Document how to configure credentials for fetching custom artifacts from private Maven repository
We need to document under https://docs.gitlab.com/ee/user/application_security/sast/#configuration how to configure the job to fetch Maven dependencies from a private maven repo that requires authentication.
According to https://gitlab.com/gitlab-org/gitlab-ee/issues/6711#note_156367270, you need to set MAVEN_CLI_OPTS
as a secret variable with a value of:
-Drepository.password=verysecret -Drepository.user=myuser
issue
I'm trying to run Sast as part of my automated Gitlab build pipeline. The project is a Java project that is using Maven for dependency management.

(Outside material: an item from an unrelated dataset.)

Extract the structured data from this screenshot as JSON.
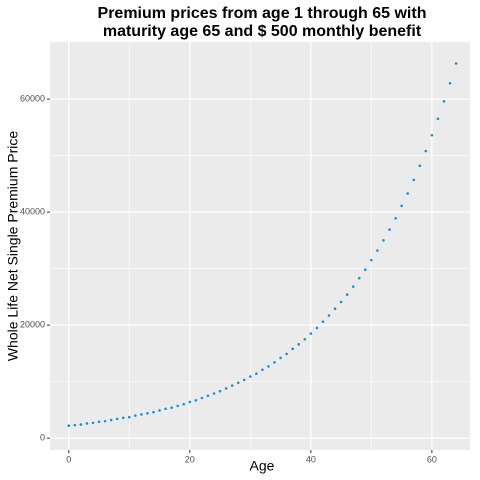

Our Maven project is configured to fetch Maven dependencies from our private Artifactory instance that requires authentication.
Snippet from Maven pom.xml:
<repositories>
<repository>
<id>artifactory</id>
<name>Private Repository</name>
<url>${repository.url}</url>
<snapshots>
<enabled>true</enabled>
</snapshots>
</repository>
</repositories>
Snippet from gitlab-ci.yml
sast:
image: docker:latest
variables:
DOCKER_DRIVER: overlay2
allow_failure: true
services:
- docker:dind
script:
- export SAST_VERSION=$(echo "$CI_SERVER_VERSION" | sed 's/^\([0-9]*\)\.\([0-9]*\).*/\1-\2-stable/')
- docker run
--env SAST_CONFIDENCE_LEVEL="${SAST_CONFIDENCE_LEVEL:-3}"
--env SAST_DISABLE_REMOTE_CHECKS="${SAST_DISABLE_REMOTE_CHECKS:-false}"
--volume "$PWD:/code"
--volume /var/run/docker.sock:/var/run/docker.sock
"registry.gitlab.com/gitlab-org/security-products/sast:$SAST_VERSION" /app/bin/run /code
artifacts:
paths: [gl-sast-report.json]
Since our Artifactory instance that hosts the Maven dependencies requires a username and password to fetch the dependency information during the security scan our sast job fails with error.
[INFO] ------------------------------------------------------------------------
[INFO] BUILD FAILURE
[INFO] ------------------------------------------------------------------------
[INFO] Total time: 8.203 s
[INFO] Finished at: 2018-03-09T20:54:50Z
[INFO] Final Memory: 19M/295M
[INFO] ------------------------------------------------------------------------
[ERROR] Failed to execute goal on project contract-java: Could not resolve dependencies for project nl.project:contract-java:jar:0.0.1-SNAPSHOT: Failed to collect dependencies at nl.project:contract:jar:0.0.1-SNAPSHOT: Failed to read artifact descriptor for nl.project:contract:jar:0.0.1-SNAPSHOT: Could not transfer artifact nl.project:contract:pom:0.0.1-SNAPSHOT from/to artifactory (https://my.private.maven.repository.com/artifactory/repo/): Not authorized , ReasonPhrase:Unauthorized. -> [Help 1]
[ERROR]
[ERROR] To see the full stack trace of the errors, re-run Maven with the -e switch.
[ERROR] Re-run Maven using the -X switch to enable full debug logging.
[ERROR]
[ERROR] For more information about the errors and possible solutions, please read the following articles:
[ERROR] [Help 1] http://cwiki.apache.org/confluence/display/MAVEN/DependencyResolutionException
Could not list maven dependencies for the repository at contract-java
time="2018-03-09T20:54:51Z" level=fatal msg="Container exited with non zero exit code: 1"
/usr/local/lib/ruby/2.3.0/json/common.rb:156:in `initialize': A JSON text must at least contain two octets! (JSON::ParserError)
from /usr/local/lib/ruby/2.3.0/json/common.rb:156:in `new'
from /usr/local/lib/ruby/2.3.0/json/common.rb:156:in `parse'
from /app/lib/analyzers/gemnasium.rb:58:in `block in analyze'
from /app/lib/analyzers/gemnasium.rb:53:in `chdir'
from /app/lib/analyzers/gemnasium.rb:53:in `analyze'
from /app/lib/analyzers/gemnasium.rb:37:in `execute'
from /app/lib/analyze.rb:25:in `issues'
from /app/lib/run.rb:10:in `initialize'
from /app/bin/run:7:in `new'
from /app/bin/run:7:in `<main>'
ERROR: Job failed: exit code 1
Can you document how configure the Sast job to "inject" the Maven credentials of our private repository to be able to perform the security scan?